Dokter spesialis penyakit dalam di Rumah Sakit Pondok Indah-Puri Indah, Wirawan Hambali, menjelaskan, terdapat sejumlah risiko kesehatan pada pemudik. Satu di antaranya adalah perburukan kondisi bagi pengidap penyakit kronis.
Pemudik yang menderita diabetes melitus, misalnya, berisiko kontrol gula darahnya terganggu selama perjalanan. ”Ini sesuatu yang harus diantisipasi. Pasien diabetes juga berisiko mengalami komplikasi. Bisa terjadi kapan pun selama perjalanan,” ujarnya dalam bincang ”Mudik Sehat, Mudik Selamat, Mudik Bermanfaat” secara daring.
Penderita diabetes juga perlu mempertimbangkan asupan makanan dan minuman jika harus berbuka puasa dalam perjalanan mudik. Sebab, belum tentu menu di rumah makan ramah dengan kondisi kesehatan mereka.
Hindari makanan mentah dan susu yang terpajan udara. Hati-hati menggunakan es batu. Pastikan diproduksi dengan baik, bukan dari air mentah. Ini sering terlewatkan.
”Misalnya, makanan tinggi karbohidrat dan rendah serat. Itu kurang baik untuk orang dengan diabetes. Jadi, kalau memungkinkan, bawa bekal sendiri. Jika sudah terbiasa mengonsumsi beras merah, bisa dipersiapkan untuk menu berbuka,” jelasnya.
Akibat kelelahan dalam perjalanan mudik, penderita hipertensi dapat mengalami perburukan tekanan darah. Kondisi ini bisa diperparah oleh asupan yang tidak tepat, seperti makanan berkadar garam tinggi dan konsumsi daging merah berlebih.

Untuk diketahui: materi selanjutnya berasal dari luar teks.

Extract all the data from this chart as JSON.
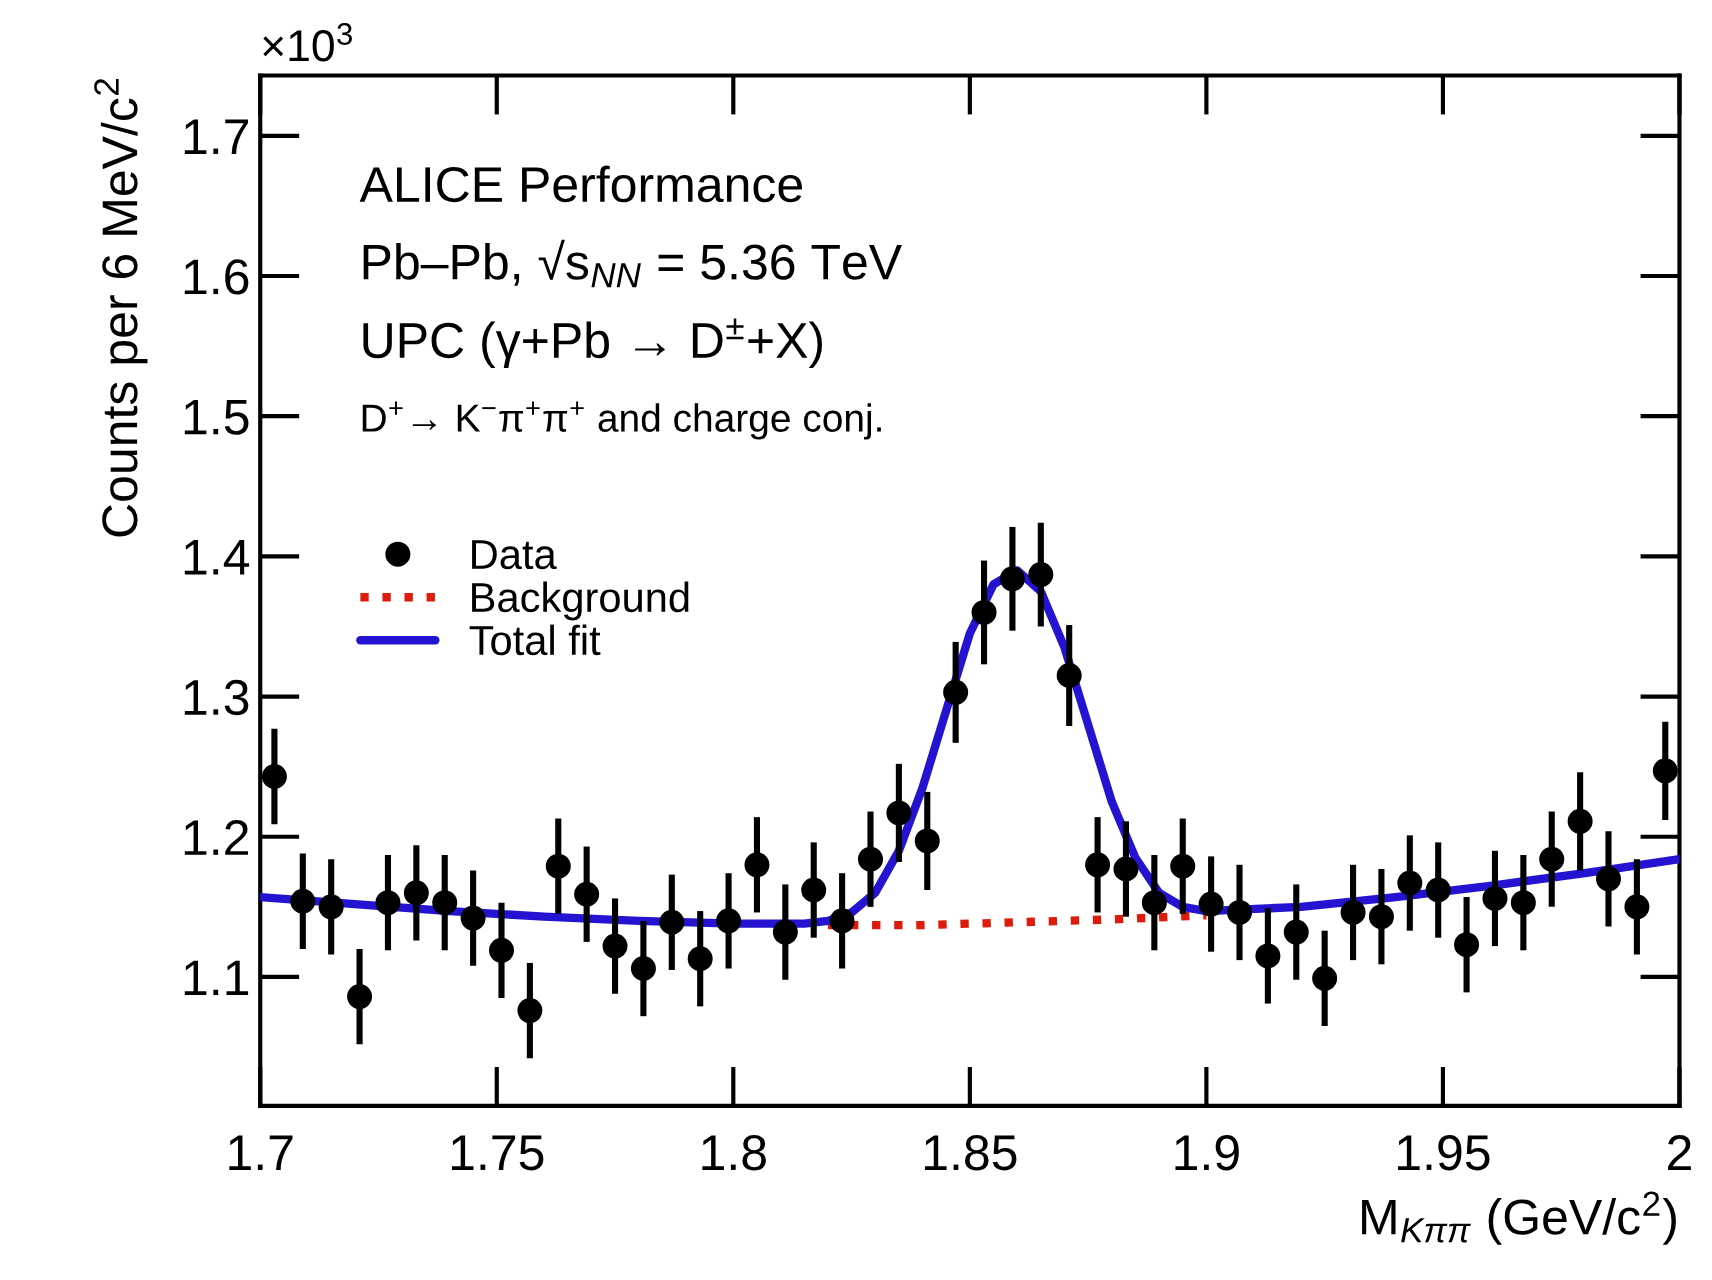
{
  "chart_data": {
    "type": "scatter",
    "xlabel": "M$_{Kππ}$ (GeV/c$^{2}$)",
    "ylabel": "Counts per 6 MeV/c$^{2}$",
    "annotations": [
      "×10$^{3}$",
      "ALICE Performance",
      "Pb–Pb, √s$_{NN}$ = 5.36 TeV",
      "UPC (γ+Pb → D$^{±}$+X)",
      "D$^{+}$→ K$^{−}$π$^{+}$π$^{+}$ and charge conj."
    ],
    "xlim": [
      1.7,
      2.0
    ],
    "ylim": [
      1.008,
      1.743
    ],
    "xticks": [
      1.7,
      1.75,
      1.8,
      1.85,
      1.9,
      1.95,
      {
        "value": 2.0,
        "label": "2"
      }
    ],
    "yticks": [
      1.1,
      1.2,
      1.3,
      1.4,
      1.5,
      1.6,
      1.7
    ],
    "grid": false,
    "legend": "center left",
    "series": [
      {
        "name": "Data",
        "marker": "circle",
        "color": "#000000",
        "x": [
          1.703,
          1.709,
          1.715,
          1.721,
          1.727,
          1.733,
          1.739,
          1.745,
          1.751,
          1.757,
          1.763,
          1.769,
          1.775,
          1.781,
          1.787,
          1.793,
          1.799,
          1.805,
          1.811,
          1.817,
          1.823,
          1.829,
          1.835,
          1.841,
          1.847,
          1.853,
          1.859,
          1.865,
          1.871,
          1.877,
          1.883,
          1.889,
          1.895,
          1.901,
          1.907,
          1.913,
          1.919,
          1.925,
          1.931,
          1.937,
          1.943,
          1.949,
          1.955,
          1.961,
          1.967,
          1.973,
          1.979,
          1.985,
          1.991,
          1.997
        ],
        "values": [
          1.243,
          1.154,
          1.15,
          1.086,
          1.153,
          1.16,
          1.153,
          1.142,
          1.119,
          1.076,
          1.179,
          1.159,
          1.122,
          1.106,
          1.139,
          1.113,
          1.14,
          1.18,
          1.132,
          1.162,
          1.14,
          1.184,
          1.217,
          1.197,
          1.303,
          1.36,
          1.384,
          1.387,
          1.315,
          1.18,
          1.177,
          1.153,
          1.179,
          1.152,
          1.146,
          1.115,
          1.132,
          1.099,
          1.146,
          1.143,
          1.167,
          1.162,
          1.123,
          1.156,
          1.153,
          1.184,
          1.211,
          1.17,
          1.15,
          1.247
        ],
        "errors": [
          0.034,
          0.034,
          0.034,
          0.034,
          0.034,
          0.034,
          0.034,
          0.034,
          0.034,
          0.034,
          0.034,
          0.034,
          0.034,
          0.034,
          0.034,
          0.034,
          0.034,
          0.034,
          0.034,
          0.034,
          0.034,
          0.034,
          0.035,
          0.035,
          0.036,
          0.037,
          0.037,
          0.037,
          0.036,
          0.034,
          0.034,
          0.034,
          0.034,
          0.034,
          0.034,
          0.034,
          0.034,
          0.034,
          0.034,
          0.034,
          0.034,
          0.034,
          0.034,
          0.034,
          0.034,
          0.034,
          0.035,
          0.034,
          0.034,
          0.035
        ]
      },
      {
        "name": "Background",
        "type": "line",
        "line_style": "dotted",
        "color": "#dd1c0c",
        "x": [
          1.82,
          1.84,
          1.86,
          1.88,
          1.9
        ],
        "values": [
          1.137,
          1.137,
          1.139,
          1.141,
          1.144
        ]
      },
      {
        "name": "Total fit",
        "type": "line",
        "line_style": "solid",
        "color": "#2414d2",
        "x": [
          1.7,
          1.72,
          1.74,
          1.76,
          1.78,
          1.8,
          1.815,
          1.82,
          1.825,
          1.83,
          1.835,
          1.84,
          1.845,
          1.85,
          1.855,
          1.86,
          1.865,
          1.87,
          1.875,
          1.88,
          1.885,
          1.89,
          1.895,
          1.9,
          1.92,
          1.94,
          1.96,
          1.98,
          2.0
        ],
        "values": [
          1.157,
          1.152,
          1.147,
          1.143,
          1.14,
          1.138,
          1.138,
          1.14,
          1.146,
          1.16,
          1.19,
          1.235,
          1.29,
          1.345,
          1.38,
          1.39,
          1.375,
          1.335,
          1.28,
          1.225,
          1.185,
          1.16,
          1.15,
          1.147,
          1.15,
          1.157,
          1.165,
          1.174,
          1.184
        ]
      }
    ]
  }
}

Penderita penyakit kronis lainnya juga berpotensi mengalami risiko gangguan kesehatan. Oleh sebab itu, sebelum mudik, diperlukan persiapan matang untuk mengantisipasinya sehingga tidak menimbulkan kepanikan di tengah perjalanan.
”Sering sekali saat mudik, obatnya (pengidap penyakit kronis) malah ketinggalan. Padahal, belum tentu obat yang selama ini diminum tersedia di tempat tujuan atau di perjalanan,” katanya.
Risiko lain
Selain obat terkait penyakit yang diidap, obat-obatan seperti obat lambung, demam, dan alergi juga perlu dipersiapkan. Sebab, gangguan kesehatan ini sering dialami pemudik dalam perjalanan sehingga wajib diantisipasi.
”Saat makan di tempat tertentu, misalnya, alerginya kambuh. Jangan sampai tidak siap tanpa obat-obatan itu,” ucapnya.
Ancaman penyakit yang ditimbulkan oleh kontaminasi bakteri juga berpeluang terjadi selama mudik. Oleh sebab itu, saat berbuka puasa, pemudik disarankan menyantap makanan hangat atau baru dimasak. Tujuannya untuk mengurangi mengonsumsi makanan yang kurang higienis.
”Hindari makanan mentah dan susu yang terpajan udara. Hati-hati menggunakan es batu. Pastikan diproduksi dengan baik, bukan dari air mentah. Ini sering terlewatkan,” ujarnya.
Pemudik juga rentan mengalami dehidrasi. Selain karena terbatasnya asupan selama puasa, juga disebabkan tingginya metabolisme tubuh saat beraktivitas sehingga gampang berkeringat. Oleh karena itu, pemudik direkomendasikan minum air putih yang cukup ketika sahur.
Wirawan mengatakan, salah satu kebiasaan umum pemudik adalah menahan buang air kecil. Padahal, kebiasaan ini berisiko menyebabkan infeksi saluran kemih.
”Dalam perjalanan, jangan sungkan meminta waktu ke pengemudi untuk buang air kecil. Hindari juga berdiam diri dalam waktu lama. Usahakan menggerakkan otot-otot agar tidak kaku,” ujarnya.
Hal lain yang tidak boleh dilupakan adalah mempertimbangkan hal tak terduga selama perjalanan. Wirawan menyinggung kejadian ”Brexit” yang merujuk pada kemacetan parah di pintu keluar Gerbang Tol Brebes Timur pada mudik 2016. Akibat kejadian itu, pemudik terjebak macet berjam-jam sehingga membuat sejumlah pemudik kelelahan.
”Siapa yang menduga pada saat itu terjadi kemacetan yang begitu lamanya sampai sebagian orang tidak siap. Jadi, perlu membawa makanan dan minuman yang cukup dan mempersiapkan kendaraan jika menghadapi situasi seperti itu. Apa pun bisa terjadi dalam perjalanan,” katanya.